Which raises the issue: What should Democrats do? The answer depends on what the desired goal might be. The short-term response could be to draw up papers to indict Trump based on his statements in Helsinki, but that would be a major mistake. Democrats need self-discipline, because the goal here is to make it as easy as possible for moderates, independents, and even some Republicans to vote Democratic this fall, and Trump has provided a compelling rationale for doing so.

The message of House Democrats should be aimed at those swing voters and should go something like this:

“Republicans in Congress have squandered their constitutional responsibility to stand up to the president and provide institutional oversight. Unless you are comfortable with Trump continuing to wreak chaos at home and on the world stage, without a substantive peep from the legislative branch, we must have a Democratic Congress to ask reasonable questions. Clearly,  the Republican majority has instead decided it is too scared, or too  enamored of Trump to perform that responsibility. At a minimum, congressional committees should demand that Trump come before them, in closed session if necessary, and tell them exactly what transpired in his private tète-a-tète with Putin.”

For those worried that a Democratic majority would behave irresponsibly, consider that the only way Democrats will reach the majority is by winning more moderate swing seats. They will then have their own inner dynamic to avoid polarizing and extreme policies and instead serve as an appropriate constitutional check on a president badly in need of independent oversight. And this idea is not fanciful; when Democrats won a majority under President George W. Bush in 2006, they found common ground on a stimulus, on an energy bill and on the financial rescue despite the inherent challenges of divided government and a looming election.

Some Democrats would rather have the election be a referendum on the public’s embrace of hardline issues like impeachment, abolishing ICE and single payer health. Those ideas have little appeal to the voters Democrats must win to secure the swing seats that get them to 218 votes. They need to work hard to make sure that happens. One thing is for certain: Donald Trump is already doing his level best to create a Democratic majority.

A Democratic Tea Party?

The surprise defeat of NY Rep. Joe Crowley by non-traditional, anti-establishment newcomer Alexandria Ocasio-Cortez has fueled extensive speculation about worrisome chasms opening within the Democratic Party as it struggles to reclaim a House majority.

As with the victories of other newcomers in a number of races around the country, some speculate that the incoming wave of ideological hard-liners – embracing aspirational goals like abolishing ICE, free college tuition and universal health care – might represent less the fresh blood Democrats needed to win the majority, and more a progressive version of the GOP’s absolutist Tea Party faction that became a persistent thorn in the side of Speakers John Boehner and Paul Ryan.

Some observers draw an historical comparison to the 1974 wave election in which 49 Democrats won formerly Republican seats, and 76 new Democrats were elected overall. “It’s going to be … an extraordinary class, like the Watergate Class,” says Rep. Ro Khanna (D-CA), who cites “a hunger for generational change [and] for a new generation of leadership.” (Readers of DOMEocracy know that my recent book, “The Class of ’74,” addresses this topic in depth.)
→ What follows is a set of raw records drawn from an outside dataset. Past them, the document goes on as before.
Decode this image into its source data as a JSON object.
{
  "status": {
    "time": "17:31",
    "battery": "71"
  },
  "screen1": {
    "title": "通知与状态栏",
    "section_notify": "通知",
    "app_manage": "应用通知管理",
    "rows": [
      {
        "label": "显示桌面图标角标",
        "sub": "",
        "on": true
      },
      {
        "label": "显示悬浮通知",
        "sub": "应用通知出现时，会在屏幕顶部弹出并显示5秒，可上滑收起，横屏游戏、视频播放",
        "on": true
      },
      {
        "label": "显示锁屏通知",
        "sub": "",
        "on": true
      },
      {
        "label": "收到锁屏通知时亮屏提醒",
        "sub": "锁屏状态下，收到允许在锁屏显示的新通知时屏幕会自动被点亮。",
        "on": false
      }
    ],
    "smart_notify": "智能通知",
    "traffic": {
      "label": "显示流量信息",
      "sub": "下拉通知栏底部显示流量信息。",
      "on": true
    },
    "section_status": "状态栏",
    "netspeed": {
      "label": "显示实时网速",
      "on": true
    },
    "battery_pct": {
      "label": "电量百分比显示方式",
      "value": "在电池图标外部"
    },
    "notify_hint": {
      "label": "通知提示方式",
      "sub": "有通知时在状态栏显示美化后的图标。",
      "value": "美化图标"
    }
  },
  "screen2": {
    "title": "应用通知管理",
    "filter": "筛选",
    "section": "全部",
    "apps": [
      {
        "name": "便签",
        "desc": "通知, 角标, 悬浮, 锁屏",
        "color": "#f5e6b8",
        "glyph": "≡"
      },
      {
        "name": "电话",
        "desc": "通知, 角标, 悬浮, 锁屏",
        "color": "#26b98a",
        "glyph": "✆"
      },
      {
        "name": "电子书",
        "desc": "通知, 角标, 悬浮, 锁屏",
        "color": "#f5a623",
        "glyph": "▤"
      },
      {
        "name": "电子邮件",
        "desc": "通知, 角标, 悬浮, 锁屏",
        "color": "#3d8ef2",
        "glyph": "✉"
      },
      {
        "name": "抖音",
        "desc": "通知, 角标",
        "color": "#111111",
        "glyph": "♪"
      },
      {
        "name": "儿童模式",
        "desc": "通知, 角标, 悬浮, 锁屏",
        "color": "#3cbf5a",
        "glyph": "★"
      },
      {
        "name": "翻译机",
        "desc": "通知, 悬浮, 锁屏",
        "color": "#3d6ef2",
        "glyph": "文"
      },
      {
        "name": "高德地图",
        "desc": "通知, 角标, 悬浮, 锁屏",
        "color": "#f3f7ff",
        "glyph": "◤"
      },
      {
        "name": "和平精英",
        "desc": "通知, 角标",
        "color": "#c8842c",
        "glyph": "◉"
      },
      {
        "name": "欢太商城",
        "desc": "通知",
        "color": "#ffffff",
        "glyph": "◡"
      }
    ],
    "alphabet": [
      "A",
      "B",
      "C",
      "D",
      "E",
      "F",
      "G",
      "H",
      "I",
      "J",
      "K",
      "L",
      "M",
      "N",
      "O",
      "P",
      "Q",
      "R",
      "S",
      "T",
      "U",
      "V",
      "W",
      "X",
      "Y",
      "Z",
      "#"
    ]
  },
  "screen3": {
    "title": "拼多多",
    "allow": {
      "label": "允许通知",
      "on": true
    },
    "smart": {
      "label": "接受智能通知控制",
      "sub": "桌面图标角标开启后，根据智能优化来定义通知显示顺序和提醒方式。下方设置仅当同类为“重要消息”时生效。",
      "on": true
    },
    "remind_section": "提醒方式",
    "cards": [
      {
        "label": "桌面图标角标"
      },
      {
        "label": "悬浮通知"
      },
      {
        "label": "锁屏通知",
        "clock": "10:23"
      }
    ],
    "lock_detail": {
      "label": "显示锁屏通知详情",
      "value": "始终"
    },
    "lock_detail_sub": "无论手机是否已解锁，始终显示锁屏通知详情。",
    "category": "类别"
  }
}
Experienced political observers – and I acknowledge, some of the traditional ground rules may well be evolving in this volatile atmosphere – counsel caution about drawing too many conclusions from select races. The Crowley/Ocasio-Cortez race makes for terrific speculating, but the degree to which it is emblematic of national trends remains very much open to discussion. Ms. Ocasio-Cortez and other insurgents who will find themselves with voting cards in January 2019 will confront all of the same challenges to enactment of sweeping progressive legislation that progressives before them, like Barney Frank, Henry Waxman and George Miller, confronted when fashioning their own legislative initiatives: the diversity of views within the Democratic Caucus (let alone within the Democratic Party), institutional frustrations with the Senate and White House, addressing inflated expectations that are challenging to match with legislative output.

But in one respect, it is not difficult to predict one likely outcome of the November election, especially if the Democrats find themselves in the majority. The activists who become Members of the House are very unlikely to play the same role in the Democratic Caucus that the Tea Party insurgents have played in the Republican Conference. Indeed, the activists of ’18 are far more likely to resemble the 76 Democratic freshmen of the Class of ’74 than their 2010 and 2012 Republican counterparts.

The 2018 freshmen are likely to arrive with many aspirational policy agendas: immigration reform, affordable higher education, universal health care; as did their 1974 counterparts: ending the war in Vietnam, national health care, energy independence. They are likely to push their leadership on both procedural and policy changes, and to be told the House moves more slowly than some would like. We have already seen candidates voicing support for new leadership, as was the case in 1975, although today’s Democratic hierarchy is far more in alignment with the policy (and ideological) objectives of many of the potential freshmen than was true four decades ago. Still, as in 1974, there may be pressure for changes; Speaker Carl Albert was pushed aside at the end of the 94thCongress to make way for Tip O’Neill, and some freshmen are already targeting Democratic Leader Nancy Pelosi and others in the top positions. The long-time Leader appears content to have candidates say whatever they like if it helps achieve their mutual goal: a House majority. ‘Just win, baby,’ she was recently quoted as telling her critics.

There may well be challenges to some of the current members who are expecting to become chairmen, many of whom have served long tenures and have long lines of frustrated, aspiring colleagues waiting to move up. In 1975, three chairmen were removed by the Caucus, with near unanimous support of the freshmen. All were either elderly, autocratic or grossly out of line with the ideology of the Caucus (or some combination of the three). It is far more difficult to identify such out-of-step committee leaders today. Ironically, despite the historic challenge to the seniority system in 1974, there remains substantial support for honoring the seniority system within the Democratic Caucus, especially among many minority members who remain skeptical they could win chairmanships were the system abandoned.  However, there could easily be pressure for term limits on chairmen, an idea floated several times in recent years.

In one very important respect, however, the Class of ’18 is likely to resemble the Class of ’74 more than those of ’10 or ’12. “You campaign in poetry,” it is said, “but you govern in prose.” The high-minded rhetoric of campaign speeches inevitably encounters the harsh reality of diverse viewpoints within the House.  The complexities of the legislative process – substantive, procedural, institutional – combine to produce work products with less grandeur than envisioned by idealistic candidates. When encountering this reality of the democratic process, the Tea Party and Freedom Caucus activists have regularly proven obdurate, standing on principles not shared by the vast majority of the Congress, and willing to obstruct the processes of government and sully the reputation of the institution in which they serve. Doing so presents few problems for these extreme conservatives who have few objectives that require an operational federal government.

The Democrats of 2018 are unlikely to assume such a stance because, like other Democrats, they both respect and need a credible, functional government to achieve their goals. Ultimately, few Democrats are prepared to shut down government or demean the House because only with a functional and respected (or something approaching it) government can they achieve the policies they promote. The freshmen of 2018 will certainly demand some changes and, like those of ’74, they may well throw some sharp elbows and annoy their veteran colleagues. But like the Class of ’74, they are far more likely to become dependable supporters of the achievable, not a Democratic version of the Tea Party nihilists.